Os castigos eram gerais aos negros do Espírito Santo, até a Independência formavam o maior contingente populacional do Estado: 12.100 escravos numa população de 24.000 habitantes. Somente a partir de 1856 é que essa população viria a ser suplantada pelos não-escravos, ou seja, os cidadãos livres. O motivo foi a enorme corrente imigratória que partiu da Europa para o Brasil, localizando-se parte dela no Espírito Santo. Em 1870, passaram a ser 52.931 habitantes, dos quais 37.127 já eram alemães, italianos, suíços, holandeses, austríacos, tiroleses, etc. Havia ainda cerca de 15.804 escravos.
Sobre a vida dos escravos no Espírito Santo, o escritor e historiador Renato Pacheco escreveu longo relato no qual contempla todas as suas etapas. Atribui aos padres as melhores notícias sobre eles.
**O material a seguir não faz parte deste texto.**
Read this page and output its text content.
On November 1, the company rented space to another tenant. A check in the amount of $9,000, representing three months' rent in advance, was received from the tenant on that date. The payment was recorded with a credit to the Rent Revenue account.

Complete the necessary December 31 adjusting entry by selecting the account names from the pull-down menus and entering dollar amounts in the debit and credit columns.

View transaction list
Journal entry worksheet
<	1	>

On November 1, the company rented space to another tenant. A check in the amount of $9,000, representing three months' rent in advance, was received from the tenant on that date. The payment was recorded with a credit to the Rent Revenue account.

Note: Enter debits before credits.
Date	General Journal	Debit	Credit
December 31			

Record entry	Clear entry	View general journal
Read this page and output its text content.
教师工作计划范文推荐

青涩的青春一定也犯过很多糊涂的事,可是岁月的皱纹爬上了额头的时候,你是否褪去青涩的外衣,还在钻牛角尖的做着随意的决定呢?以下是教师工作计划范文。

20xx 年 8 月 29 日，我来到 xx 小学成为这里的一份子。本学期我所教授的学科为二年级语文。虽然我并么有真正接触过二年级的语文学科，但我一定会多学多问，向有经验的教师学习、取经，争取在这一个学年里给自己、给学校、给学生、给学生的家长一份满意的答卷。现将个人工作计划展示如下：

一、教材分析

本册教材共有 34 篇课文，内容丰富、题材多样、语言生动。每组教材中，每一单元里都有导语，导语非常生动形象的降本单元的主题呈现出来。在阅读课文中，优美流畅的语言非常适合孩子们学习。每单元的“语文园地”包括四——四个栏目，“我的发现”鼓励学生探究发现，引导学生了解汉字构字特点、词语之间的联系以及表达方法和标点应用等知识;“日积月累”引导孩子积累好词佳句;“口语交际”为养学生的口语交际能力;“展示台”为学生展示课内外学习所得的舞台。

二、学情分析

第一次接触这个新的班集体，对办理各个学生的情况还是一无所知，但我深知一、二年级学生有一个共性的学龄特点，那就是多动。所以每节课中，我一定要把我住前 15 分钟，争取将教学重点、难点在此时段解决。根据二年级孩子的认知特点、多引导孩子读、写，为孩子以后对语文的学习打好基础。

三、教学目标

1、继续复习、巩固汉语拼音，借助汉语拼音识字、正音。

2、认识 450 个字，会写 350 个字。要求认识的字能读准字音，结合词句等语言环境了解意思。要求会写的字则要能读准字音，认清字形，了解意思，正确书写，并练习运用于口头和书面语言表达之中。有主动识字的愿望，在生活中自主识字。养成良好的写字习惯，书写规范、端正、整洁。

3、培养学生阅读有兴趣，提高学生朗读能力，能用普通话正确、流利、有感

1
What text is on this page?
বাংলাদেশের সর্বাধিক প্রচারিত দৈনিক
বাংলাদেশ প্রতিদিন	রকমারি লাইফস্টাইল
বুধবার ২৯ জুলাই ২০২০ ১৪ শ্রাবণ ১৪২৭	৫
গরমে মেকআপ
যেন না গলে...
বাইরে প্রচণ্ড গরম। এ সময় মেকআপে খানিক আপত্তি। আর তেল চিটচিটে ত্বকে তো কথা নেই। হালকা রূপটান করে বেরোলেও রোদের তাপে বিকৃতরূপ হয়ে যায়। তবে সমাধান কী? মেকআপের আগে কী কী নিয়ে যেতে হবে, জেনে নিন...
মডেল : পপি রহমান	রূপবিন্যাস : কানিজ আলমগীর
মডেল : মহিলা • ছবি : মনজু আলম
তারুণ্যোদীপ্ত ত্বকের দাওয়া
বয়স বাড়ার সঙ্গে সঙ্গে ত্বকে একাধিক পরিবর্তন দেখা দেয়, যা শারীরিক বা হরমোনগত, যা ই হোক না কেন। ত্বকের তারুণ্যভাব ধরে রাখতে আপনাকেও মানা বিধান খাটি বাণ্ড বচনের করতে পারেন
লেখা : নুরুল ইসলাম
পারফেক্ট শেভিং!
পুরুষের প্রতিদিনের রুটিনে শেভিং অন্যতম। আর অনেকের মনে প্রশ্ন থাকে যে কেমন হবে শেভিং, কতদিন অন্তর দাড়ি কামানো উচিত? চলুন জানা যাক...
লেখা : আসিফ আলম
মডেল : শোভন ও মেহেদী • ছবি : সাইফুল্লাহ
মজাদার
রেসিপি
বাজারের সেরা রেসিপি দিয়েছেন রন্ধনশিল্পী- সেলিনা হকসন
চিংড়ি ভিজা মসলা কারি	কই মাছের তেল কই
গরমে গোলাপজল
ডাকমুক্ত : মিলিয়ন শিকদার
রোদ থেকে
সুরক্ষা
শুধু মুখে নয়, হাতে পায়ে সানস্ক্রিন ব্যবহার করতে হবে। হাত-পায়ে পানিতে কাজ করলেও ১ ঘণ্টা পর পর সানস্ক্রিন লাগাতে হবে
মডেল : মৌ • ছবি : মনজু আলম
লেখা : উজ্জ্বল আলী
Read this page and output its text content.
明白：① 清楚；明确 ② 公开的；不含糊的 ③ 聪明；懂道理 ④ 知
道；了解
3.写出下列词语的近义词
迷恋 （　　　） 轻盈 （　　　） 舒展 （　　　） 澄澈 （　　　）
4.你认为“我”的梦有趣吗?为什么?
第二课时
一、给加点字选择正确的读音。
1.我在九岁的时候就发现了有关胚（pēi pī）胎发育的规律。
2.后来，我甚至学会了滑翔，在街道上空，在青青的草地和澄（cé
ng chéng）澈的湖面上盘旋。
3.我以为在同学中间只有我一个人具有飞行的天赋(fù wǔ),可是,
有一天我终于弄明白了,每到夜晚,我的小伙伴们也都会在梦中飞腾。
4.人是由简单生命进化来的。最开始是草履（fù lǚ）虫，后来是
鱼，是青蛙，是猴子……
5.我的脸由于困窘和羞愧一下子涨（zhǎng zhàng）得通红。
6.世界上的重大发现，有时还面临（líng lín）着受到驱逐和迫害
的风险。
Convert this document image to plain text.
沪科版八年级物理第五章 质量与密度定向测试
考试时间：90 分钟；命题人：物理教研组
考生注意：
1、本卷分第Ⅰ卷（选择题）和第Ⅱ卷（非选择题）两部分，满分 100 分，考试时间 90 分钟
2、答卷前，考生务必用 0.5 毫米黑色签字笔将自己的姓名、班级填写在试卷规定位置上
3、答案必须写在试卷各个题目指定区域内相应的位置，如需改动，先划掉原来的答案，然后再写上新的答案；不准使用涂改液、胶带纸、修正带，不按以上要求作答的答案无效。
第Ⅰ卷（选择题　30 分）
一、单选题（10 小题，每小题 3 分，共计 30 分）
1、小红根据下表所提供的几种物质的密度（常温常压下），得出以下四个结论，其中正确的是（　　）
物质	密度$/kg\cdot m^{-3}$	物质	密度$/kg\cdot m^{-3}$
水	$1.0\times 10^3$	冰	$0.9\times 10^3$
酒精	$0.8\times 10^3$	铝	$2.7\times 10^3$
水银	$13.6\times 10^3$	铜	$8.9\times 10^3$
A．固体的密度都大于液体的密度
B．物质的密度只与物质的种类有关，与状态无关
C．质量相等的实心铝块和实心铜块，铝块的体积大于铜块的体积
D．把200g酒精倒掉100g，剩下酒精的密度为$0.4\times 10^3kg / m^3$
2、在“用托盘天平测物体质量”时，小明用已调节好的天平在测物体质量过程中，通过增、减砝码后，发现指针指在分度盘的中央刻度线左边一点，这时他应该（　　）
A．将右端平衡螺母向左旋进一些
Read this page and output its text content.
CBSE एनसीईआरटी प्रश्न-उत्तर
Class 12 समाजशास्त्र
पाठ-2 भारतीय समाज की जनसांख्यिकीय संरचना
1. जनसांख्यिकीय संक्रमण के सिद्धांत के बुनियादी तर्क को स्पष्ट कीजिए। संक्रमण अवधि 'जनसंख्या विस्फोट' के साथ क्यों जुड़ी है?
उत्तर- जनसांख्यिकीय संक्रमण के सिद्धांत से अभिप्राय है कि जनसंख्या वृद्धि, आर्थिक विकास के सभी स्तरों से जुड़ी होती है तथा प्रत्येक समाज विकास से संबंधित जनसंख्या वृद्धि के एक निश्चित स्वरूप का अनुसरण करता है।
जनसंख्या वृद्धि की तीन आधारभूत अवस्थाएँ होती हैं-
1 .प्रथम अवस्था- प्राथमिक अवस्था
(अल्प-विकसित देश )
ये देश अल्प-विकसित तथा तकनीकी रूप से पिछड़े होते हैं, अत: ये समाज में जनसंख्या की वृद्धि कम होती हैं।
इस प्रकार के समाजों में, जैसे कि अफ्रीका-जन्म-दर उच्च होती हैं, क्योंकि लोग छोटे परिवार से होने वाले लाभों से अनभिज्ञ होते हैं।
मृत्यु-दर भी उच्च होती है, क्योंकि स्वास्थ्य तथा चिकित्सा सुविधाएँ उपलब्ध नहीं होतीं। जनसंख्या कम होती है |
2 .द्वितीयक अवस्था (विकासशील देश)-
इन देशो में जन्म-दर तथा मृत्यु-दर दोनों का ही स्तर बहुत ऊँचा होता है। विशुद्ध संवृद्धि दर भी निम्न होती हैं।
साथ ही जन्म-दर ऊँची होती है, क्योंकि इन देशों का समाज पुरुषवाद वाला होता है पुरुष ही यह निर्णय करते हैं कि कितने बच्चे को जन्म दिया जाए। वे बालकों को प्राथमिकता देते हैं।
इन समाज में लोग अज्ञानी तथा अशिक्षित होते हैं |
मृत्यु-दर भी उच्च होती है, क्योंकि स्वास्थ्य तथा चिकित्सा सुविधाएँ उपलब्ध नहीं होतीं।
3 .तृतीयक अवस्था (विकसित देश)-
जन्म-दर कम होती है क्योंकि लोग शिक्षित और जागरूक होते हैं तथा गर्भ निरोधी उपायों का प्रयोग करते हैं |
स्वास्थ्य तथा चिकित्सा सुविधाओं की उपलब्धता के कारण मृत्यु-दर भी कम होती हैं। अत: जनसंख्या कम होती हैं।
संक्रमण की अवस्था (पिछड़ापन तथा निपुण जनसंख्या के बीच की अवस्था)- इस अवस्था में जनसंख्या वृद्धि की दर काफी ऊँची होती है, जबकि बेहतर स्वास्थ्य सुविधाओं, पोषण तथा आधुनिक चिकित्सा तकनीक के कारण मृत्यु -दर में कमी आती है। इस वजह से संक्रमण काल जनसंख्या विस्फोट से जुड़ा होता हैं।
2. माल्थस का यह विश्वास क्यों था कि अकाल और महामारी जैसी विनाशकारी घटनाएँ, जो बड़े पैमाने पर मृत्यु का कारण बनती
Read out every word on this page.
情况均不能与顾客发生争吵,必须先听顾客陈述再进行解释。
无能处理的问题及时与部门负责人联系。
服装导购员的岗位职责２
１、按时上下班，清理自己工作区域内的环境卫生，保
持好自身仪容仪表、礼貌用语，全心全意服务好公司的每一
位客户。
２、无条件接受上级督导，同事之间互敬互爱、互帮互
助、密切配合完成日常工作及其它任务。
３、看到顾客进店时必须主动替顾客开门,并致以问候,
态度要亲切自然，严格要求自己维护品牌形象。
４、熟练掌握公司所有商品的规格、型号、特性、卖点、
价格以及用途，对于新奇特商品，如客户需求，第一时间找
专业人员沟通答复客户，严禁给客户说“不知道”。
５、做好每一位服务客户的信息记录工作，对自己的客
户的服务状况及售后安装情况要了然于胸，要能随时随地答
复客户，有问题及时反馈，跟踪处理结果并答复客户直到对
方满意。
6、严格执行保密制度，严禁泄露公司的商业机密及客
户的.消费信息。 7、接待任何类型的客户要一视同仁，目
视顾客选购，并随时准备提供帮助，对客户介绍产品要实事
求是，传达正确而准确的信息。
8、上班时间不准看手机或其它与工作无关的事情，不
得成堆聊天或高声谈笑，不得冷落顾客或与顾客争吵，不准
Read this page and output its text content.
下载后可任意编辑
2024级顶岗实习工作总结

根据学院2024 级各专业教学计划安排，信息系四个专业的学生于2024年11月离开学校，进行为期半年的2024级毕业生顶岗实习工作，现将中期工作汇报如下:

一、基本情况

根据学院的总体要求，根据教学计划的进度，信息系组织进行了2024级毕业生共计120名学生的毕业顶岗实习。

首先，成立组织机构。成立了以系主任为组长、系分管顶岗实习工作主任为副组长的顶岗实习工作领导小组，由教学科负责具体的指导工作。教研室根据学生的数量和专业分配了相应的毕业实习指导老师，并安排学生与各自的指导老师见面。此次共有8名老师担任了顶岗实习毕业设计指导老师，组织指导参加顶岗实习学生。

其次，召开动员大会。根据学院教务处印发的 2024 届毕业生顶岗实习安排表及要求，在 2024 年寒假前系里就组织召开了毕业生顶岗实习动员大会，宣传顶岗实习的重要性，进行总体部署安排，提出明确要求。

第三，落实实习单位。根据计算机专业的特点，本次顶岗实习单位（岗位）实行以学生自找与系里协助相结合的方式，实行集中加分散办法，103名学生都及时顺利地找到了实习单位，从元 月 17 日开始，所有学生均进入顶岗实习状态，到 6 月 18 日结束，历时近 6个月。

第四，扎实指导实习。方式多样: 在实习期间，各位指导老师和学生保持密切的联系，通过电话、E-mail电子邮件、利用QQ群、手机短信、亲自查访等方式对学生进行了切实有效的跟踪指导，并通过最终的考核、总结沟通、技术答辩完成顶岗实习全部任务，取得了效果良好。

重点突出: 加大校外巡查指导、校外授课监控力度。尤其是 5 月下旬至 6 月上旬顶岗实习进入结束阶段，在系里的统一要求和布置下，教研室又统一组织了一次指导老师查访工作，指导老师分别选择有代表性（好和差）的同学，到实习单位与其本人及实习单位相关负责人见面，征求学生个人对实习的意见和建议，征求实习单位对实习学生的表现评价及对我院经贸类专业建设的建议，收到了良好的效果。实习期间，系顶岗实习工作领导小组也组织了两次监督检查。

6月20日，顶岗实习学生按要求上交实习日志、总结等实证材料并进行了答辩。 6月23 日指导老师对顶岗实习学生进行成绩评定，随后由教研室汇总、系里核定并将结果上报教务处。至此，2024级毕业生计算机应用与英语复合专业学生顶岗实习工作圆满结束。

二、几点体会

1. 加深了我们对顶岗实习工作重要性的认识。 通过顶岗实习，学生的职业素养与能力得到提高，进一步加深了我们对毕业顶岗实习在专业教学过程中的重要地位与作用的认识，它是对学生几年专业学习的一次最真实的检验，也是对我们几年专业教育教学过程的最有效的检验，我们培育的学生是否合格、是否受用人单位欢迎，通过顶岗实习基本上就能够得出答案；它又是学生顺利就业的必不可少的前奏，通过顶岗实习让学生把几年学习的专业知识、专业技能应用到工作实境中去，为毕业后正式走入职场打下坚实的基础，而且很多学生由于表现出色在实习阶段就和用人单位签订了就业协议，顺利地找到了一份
São reclamos que repetem os de Anchieta ("O escravo do pecador não se converte à doutrina ou à missa") ou o de Vieira, que em 1657 censura os senhores que obrigam os escravos a trabalhar aos domingos em vez de os deixarem ir à missa.
D. Pedro Maria Lacerda, bispo do Rio de Janeiro, anota em seu diário referente a 1/1/1887, que, estando no Alegre, "o arraial está animado como nunca, e há muita gente, os negros são numerosos e é a cor preta a dominantes".
Já dias depois, escreve: "Fui para a matriz para dizer missa e foi como um rasgo de Divina Providência. Encontrei no meio do caminho mulheres escravas que me disseram, chorando, que os senhores tinham dado ordem para elas se retirarem para a fazenda, e que por isso tinham saído da matriz onde tinham estado à espera de confissão. Uma delas, de mais idade, disse que tinha se levantado da cama para vir para o arraial confessar-se, mas voltava sem nada ter feito". No sermão, o bispo suplicou em favor dos escravos e apontando-os, disse: "Aqueles são os meus amigos".